III.  Na mocy art. 72 § 1 pkt 5 kk z zw. z art. 4 § 1 kk zobowiązuje oskarżonego w okresie próby do powstrzymywania się od nadużywania alkoholu.

IV.  Na mocy art. 42 § 2 kk w zw. z art. 43 § 1 kk w zw. z art. 4 § 1 kk orzeka wobec oskarżonego tytułem środka karnego zakaz prowadzenia pojazdów określonego rodzaju, tj. wszelkich pojazdów mechanicznych na okres wynoszący 8 (osiem) lat .

V.  Zasądza od Skarbu Państwa na rzecz adw. A. H. wynagrodzenie za obronę oskarżonego świadczoną z urzędu w wysokości 826,56 zł (ośmiuset dwudziestu sześciu złotych pięćdziesięciu sześciu groszy), w tym kwotę 154,56 zł (stu pięćdziesięciu czterech złotych pięćdziesięciu sześciu groszy) tytułem należnego podatku VAT- stawka 23%.

VI.  Zasądza od oskarżonego na rzecz Skarbu Państwa kwotę 120 (stu dwudziestu) złotych tytułem opłaty oraz kwotę 2.494,35 zł (dwóch tysięcy czterystu dziewięćdziesięciu czterech złotych trzydziestu pięciu groszy) tytułem pozostałych kosztów postępowania, obciążając nimi oskarżonego w całości.

UZASADNIENIE

Na podstawie całokształtu materiału dowodowego Sąd ustalił następujący stan faktyczny:

W dniu 1 lipca 2014 roku, po godzinie 21.00, J. R. (1) jechał motorowerem, marki J. o nr rej. (...) drogą B.K., nie mając na głowie kasku. Dojeżdżając do drogi z pierwszeństwem, D.H., nie ustąpił pierwszeństwa przejazdu samochodowi marki C. (...) o nr rej. (...), którym podróżował G. D. z matką U. D.. W wyniku tego doszło do zderzenia tych pojazdów. Kierujący motorowerem w wyniku uderzenia wpadł do rowu obok skrzyżowania. Kierowca samochodu cofnął pojazd, wezwał służby ratunkowe i do ich przyjazdu czekał przy rannym motorowerzyście. Nieprzytomny J. R. (1) został przewieziony do szpitala w S. z ciężkimi obrażeniami ciała. Po godzinie 22.20 w szpitalu pobrano od J. R. (1) krew do badań na zawartość alkoholu z wynikiem stężenia 1,73 promila alkoholu etylowego. Przed przewiezieniem J. R. (2) do szpitala podano mu leki Atropinę 2 mg dożylnie, 0,9% Na Cl 500 2 x dożylnie, relanium 1 ampułkę, tlenoterapię czynną przeprowadzono.

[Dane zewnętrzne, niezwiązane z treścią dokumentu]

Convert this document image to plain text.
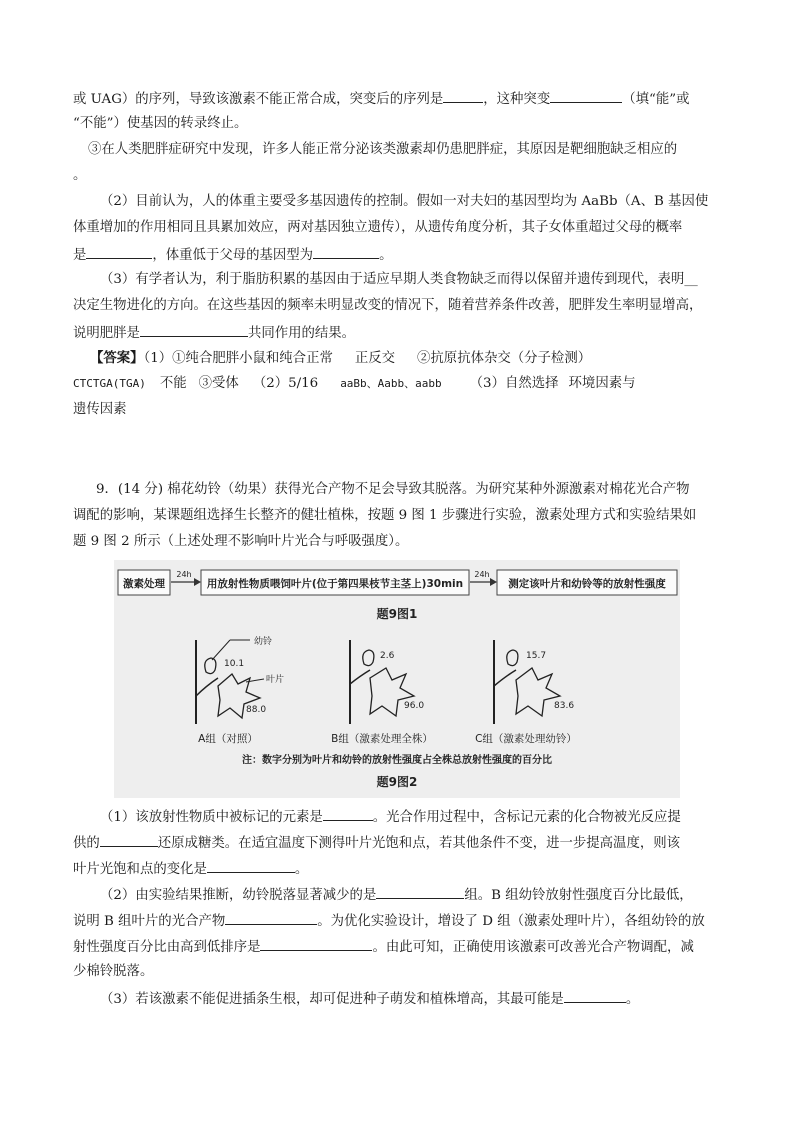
或 UAG）的序列，导致该激素不能正常合成，突变后的序列是	，这种突变	（填“能”或
“不能”）使基因的转录终止。
③在人类肥胖症研究中发现，许多人能正常分泌该类激素却仍患肥胖症，其原因是靶细胞缺乏相应的
。
（2）目前认为，人的体重主要受多基因遗传的控制。假如一对夫妇的基因型均为 AaBb（A、B 基因使
体重增加的作用相同且具累加效应，两对基因独立遗传），从遗传角度分析，其子女体重超过父母的概率
是	，体重低于父母的基因型为	。
（3）有学者认为，利于脂肪积累的基因由于适应早期人类食物缺乏而得以保留并遗传到现代，表明__
决定生物进化的方向。在这些基因的频率未明显改变的情况下，随着营养条件改善，肥胖发生率明显增高，
说明肥胖是	共同作用的结果。
【答案】（1）①纯合肥胖小鼠和纯合正常 正反交 ②抗原抗体杂交（分子检测）
CTCTGA(TGA) 不能 ③受体 （2）5/16 aaBb、Aabb、aabb （3）自然选择 环境因素与
遗传因素
9．(14 分) 棉花幼铃（幼果）获得光合产物不足会导致其脱落。为研究某种外源激素对棉花光合产物
调配的影响，某课题组选择生长整齐的健壮植株，按题 9 图 1 步骤进行实验，激素处理方式和实验结果如
题 9 图 2 所示（上述处理不影响叶片光合与呼吸强度）。
激素处理
24h
用放射性物质喂饲叶片(位于第四果枝节主茎上)30min
24h
测定该叶片和幼铃等的放射性强度
题9图1
幼铃
叶片
10.1
88.0
A组（对照）
2.6
96.0
B组（激素处理全株）
15.7
83.6
C组（激素处理幼铃）
注：数字分别为叶片和幼铃的放射性强度占全株总放射性强度的百分比
题9图2
（1）该放射性物质中被标记的元素是	。光合作用过程中，含标记元素的化合物被光反应提
供的	还原成糖类。在适宜温度下测得叶片光饱和点，若其他条件不变，进一步提高温度，则该
叶片光饱和点的变化是	。
（2）由实验结果推断，幼铃脱落显著减少的是	组。B 组幼铃放射性强度百分比最低，
说明 B 组叶片的光合产物	。为优化实验设计，增设了 D 组（激素处理叶片），各组幼铃的放
射性强度百分比由高到低排序是	。由此可知，正确使用该激素可改善光合产物调配，减
少棉铃脱落。
（3）若该激素不能促进插条生根，却可促进种子萌发和植株增高，其最可能是	。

Wyrokiem Sądu Rejonowego w Sokółce z dnia 10 kwietnia 2014 roku w sprawie sygn. akt II K 64/14 J. R. (1) był skazany za czyn z art. 178a § 1 kk na karę 6 miesięcy pozbawienia wolności z warunkowym zawieszeniem jej wykonania na okres 3 lat, karę grzywny w wysokości 50 stawek dziennych przyjmując wysokość jednej stawki za równoważną kwocie 10 zł, orzeczono wobec niego środek karny w postaci zakazu prowadzenia wszelkich pojazdów mechanicznych za wyjątkiem pojazdów do kierowania którymi wymagana jest kategoria (...) na okres 2 lat. Na poczet orzeczonego zakazu prowadzenia wszelkich pojazdów mechanicznych zaliczono J. R. (1) okres zatrzymania prawa jazdy od dnia 5 stycznia 2014 roku.

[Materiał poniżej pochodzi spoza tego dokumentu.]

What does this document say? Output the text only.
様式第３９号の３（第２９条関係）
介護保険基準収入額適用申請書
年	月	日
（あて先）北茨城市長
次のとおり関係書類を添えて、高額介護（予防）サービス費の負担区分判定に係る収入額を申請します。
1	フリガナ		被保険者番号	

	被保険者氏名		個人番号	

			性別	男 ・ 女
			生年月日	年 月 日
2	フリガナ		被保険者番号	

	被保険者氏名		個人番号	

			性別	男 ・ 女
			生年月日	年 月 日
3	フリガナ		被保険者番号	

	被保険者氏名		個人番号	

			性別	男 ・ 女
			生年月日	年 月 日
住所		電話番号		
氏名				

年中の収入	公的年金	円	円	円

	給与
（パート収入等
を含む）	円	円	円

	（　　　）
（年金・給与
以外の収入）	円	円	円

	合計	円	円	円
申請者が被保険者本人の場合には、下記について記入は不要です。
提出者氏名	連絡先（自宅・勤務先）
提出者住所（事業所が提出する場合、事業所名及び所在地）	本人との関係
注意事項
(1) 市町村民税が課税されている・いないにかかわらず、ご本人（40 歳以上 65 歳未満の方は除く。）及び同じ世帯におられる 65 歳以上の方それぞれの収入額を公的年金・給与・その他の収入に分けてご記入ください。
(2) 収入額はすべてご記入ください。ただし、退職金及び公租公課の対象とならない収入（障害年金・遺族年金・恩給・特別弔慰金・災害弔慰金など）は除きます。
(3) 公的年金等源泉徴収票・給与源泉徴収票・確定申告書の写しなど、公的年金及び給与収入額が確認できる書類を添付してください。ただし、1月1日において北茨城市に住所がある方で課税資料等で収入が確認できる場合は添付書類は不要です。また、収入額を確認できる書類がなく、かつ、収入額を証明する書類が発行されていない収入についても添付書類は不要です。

Powyższy stan faktyczny Sąd ustalił na podstawie: zeznań świadka A. W. (k. 16-17, k. 72-73), zeznań świadka U. D. (k. 12-13, k. 71-72), zeznań świadka G. D. (k. 14-15, k. 72), notatek urzędowych (k. 2-4), 18, protokołów oględzin pojazdów i miejsca wypadku (k. 5-6), protokołu oględzin pojazdu (k. 7-10), protokołu pobrania krwi (k. 21), sprawozdania z przeprowadzonych badań krwi (k. 20), karty karnej (k. 35, 89, 105-106, 140-141), odpisu wyroku Sądu Rejonowego w Sokółce sygn. akt II K 64/14 (k. 23), pisma z Wydziału Komunikacji Starostwa Powiatowego w S. (k. 39), opinii sądowo – lekarskiej (k. 24-24v), informacji z Urzędu Miejskiego w S. (k. 33, 34), informacji Starosty (...) (k. 37), opinii sądowo- psychiatrycznej (k. 50-52), dokumentacji lekarskiej z (...) ZOZ w S. (k. 113-114), opinii toksykologiczno-sądowej (k. 149-152, 180-182), ulotki leku (k. 161-167), sprawozdania sądowo-lekarskiego z opinią (k. 197-201).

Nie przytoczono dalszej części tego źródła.